Facebook is a great place to test these theories. If you have ever become a fan of a Facebook Page that grew to be wildly popular--or that never attracted as big a following as you expected--you've probably wondered how that came to be. Several of us on the Facebook Data Team have been analyzing the ways fan support has mobilized across thousands of Pages, covering topics as diverse as TV shows such as “Battlestar Galactica,” musicians such as Snoop Dogg and even philosophers such as Plato.

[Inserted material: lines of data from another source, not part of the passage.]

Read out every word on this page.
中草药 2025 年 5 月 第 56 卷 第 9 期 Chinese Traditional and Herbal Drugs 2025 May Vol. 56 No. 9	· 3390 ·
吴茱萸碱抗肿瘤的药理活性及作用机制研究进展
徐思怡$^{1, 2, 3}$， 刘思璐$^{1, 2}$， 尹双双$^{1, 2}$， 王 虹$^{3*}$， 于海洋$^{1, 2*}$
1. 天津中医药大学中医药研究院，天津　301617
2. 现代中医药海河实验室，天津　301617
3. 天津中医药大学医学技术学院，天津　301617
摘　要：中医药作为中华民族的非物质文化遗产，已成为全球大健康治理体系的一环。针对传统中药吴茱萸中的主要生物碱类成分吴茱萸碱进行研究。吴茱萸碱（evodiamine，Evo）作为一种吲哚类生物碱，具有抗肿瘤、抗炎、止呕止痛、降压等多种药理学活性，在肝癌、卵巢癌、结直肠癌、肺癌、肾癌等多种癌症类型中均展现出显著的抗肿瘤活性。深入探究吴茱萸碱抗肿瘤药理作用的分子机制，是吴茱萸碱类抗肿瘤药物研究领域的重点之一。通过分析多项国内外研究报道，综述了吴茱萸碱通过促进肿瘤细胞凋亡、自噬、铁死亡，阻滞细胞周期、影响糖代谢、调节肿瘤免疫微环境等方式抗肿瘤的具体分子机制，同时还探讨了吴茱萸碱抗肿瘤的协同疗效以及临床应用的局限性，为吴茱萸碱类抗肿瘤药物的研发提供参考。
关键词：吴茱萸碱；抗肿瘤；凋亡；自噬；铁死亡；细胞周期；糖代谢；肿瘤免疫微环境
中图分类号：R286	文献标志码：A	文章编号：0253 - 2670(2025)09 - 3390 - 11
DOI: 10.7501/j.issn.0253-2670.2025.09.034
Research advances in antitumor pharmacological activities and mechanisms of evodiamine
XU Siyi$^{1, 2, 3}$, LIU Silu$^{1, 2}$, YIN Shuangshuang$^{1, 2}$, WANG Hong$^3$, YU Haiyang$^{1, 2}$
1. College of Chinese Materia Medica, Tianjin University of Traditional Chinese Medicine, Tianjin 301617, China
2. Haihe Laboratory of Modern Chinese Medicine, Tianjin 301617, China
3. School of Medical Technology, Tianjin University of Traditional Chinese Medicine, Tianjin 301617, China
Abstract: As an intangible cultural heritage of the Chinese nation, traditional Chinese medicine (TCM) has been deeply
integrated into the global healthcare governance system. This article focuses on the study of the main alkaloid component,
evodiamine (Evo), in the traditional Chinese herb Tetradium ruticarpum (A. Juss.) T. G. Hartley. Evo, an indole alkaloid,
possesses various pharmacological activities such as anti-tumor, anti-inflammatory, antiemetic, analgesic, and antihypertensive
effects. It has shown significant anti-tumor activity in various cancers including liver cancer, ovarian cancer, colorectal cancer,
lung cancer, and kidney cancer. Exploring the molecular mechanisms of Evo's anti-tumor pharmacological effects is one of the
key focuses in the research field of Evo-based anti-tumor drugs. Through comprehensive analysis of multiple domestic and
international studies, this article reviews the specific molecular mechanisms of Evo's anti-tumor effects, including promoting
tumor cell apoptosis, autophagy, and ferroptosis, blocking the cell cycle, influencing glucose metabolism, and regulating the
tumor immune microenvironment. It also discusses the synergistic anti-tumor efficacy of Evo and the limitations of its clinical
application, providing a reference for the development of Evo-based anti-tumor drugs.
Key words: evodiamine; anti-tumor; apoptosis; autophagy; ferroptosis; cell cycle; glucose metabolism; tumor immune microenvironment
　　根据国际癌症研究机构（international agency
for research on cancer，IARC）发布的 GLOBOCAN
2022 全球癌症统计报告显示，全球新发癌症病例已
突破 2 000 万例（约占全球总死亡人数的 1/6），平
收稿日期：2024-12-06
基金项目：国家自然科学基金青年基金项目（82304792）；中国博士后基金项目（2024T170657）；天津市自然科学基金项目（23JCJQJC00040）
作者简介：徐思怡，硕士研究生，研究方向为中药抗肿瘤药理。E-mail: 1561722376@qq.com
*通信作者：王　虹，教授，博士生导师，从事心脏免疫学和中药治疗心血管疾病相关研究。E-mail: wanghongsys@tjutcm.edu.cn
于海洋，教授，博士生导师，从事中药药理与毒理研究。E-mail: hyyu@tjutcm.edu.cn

After identifying Pages that attracted a lot of fans, we analyzed how each new wave of fans arrived. Thanks to Facebook’s News Feed, people constantly learn what Pages their friends are “fanning,” creating the opportunity to check out those Pages and become a fan, too. For example, I might fan a Page after noticing my fiancée fanned it first; three of my friends might follow suit after seeing that I’ve fanned that Page; and so on, creating a longer chain of connections each time. This sequence of connections is like a domino effect created by News Feed, enabling fan actions to evolve into ultra-long chains.
What’s even more striking is how a flurry of fanning or short chains, all started by many people acting independently, often merges together into one gigantic group of friends and acquaintances. This merging happens when one person fans a Page after seeing two or more friends fan that same Page. A case in point is a Page devoted to a popular European cartoon, Stripy. The diagram below shows the cartoon's close-knit communities of fans in both Bosnia (blue) and Slovenia (yellow). A few fans serve as the “bridge” that brings the two groups together. A third cluster of Croatian fans (green) hasn’t yet found its connecting bridge. Finally, there are a few fans from other countries (grey), perhaps Bosnian and Slovenian expatriates!
In fact, more than 90% of a popular Page’s fans can be part of a single group of people who are all somehow connected to one another. Typically, each of these large, close-knit communities contains thousands of separate starting points--individuals who independently decide to fan a particular Page. No single person is accountable for the popularity of a Page; instead, we consistently see that roughly 15% of all fans arrived independently and started their own chains (which merge together as the rest of the fan base takes shape). These patterns hold for Pages with a few thousand fans and for those with more than 50,000.
Eventually, we hope to gain an even deeper understanding of the ways that popularity spreads. From our work so far, it appears that the most explosively popular Pages catch on as closely connected groups of like-minded people contact one another. Individual influencers aren’t nearly as crucial to a Page’s success: Pages grow if people are easily engaged by the content, not because of the actions of a couple trendsetters. That may also be true in other areas--such as the ways that new Platform Applications catch on--or a different dynamic might apply. We’ll be analyzing word-of-mouth (or should we say, word-of-mouse) referrals to find out.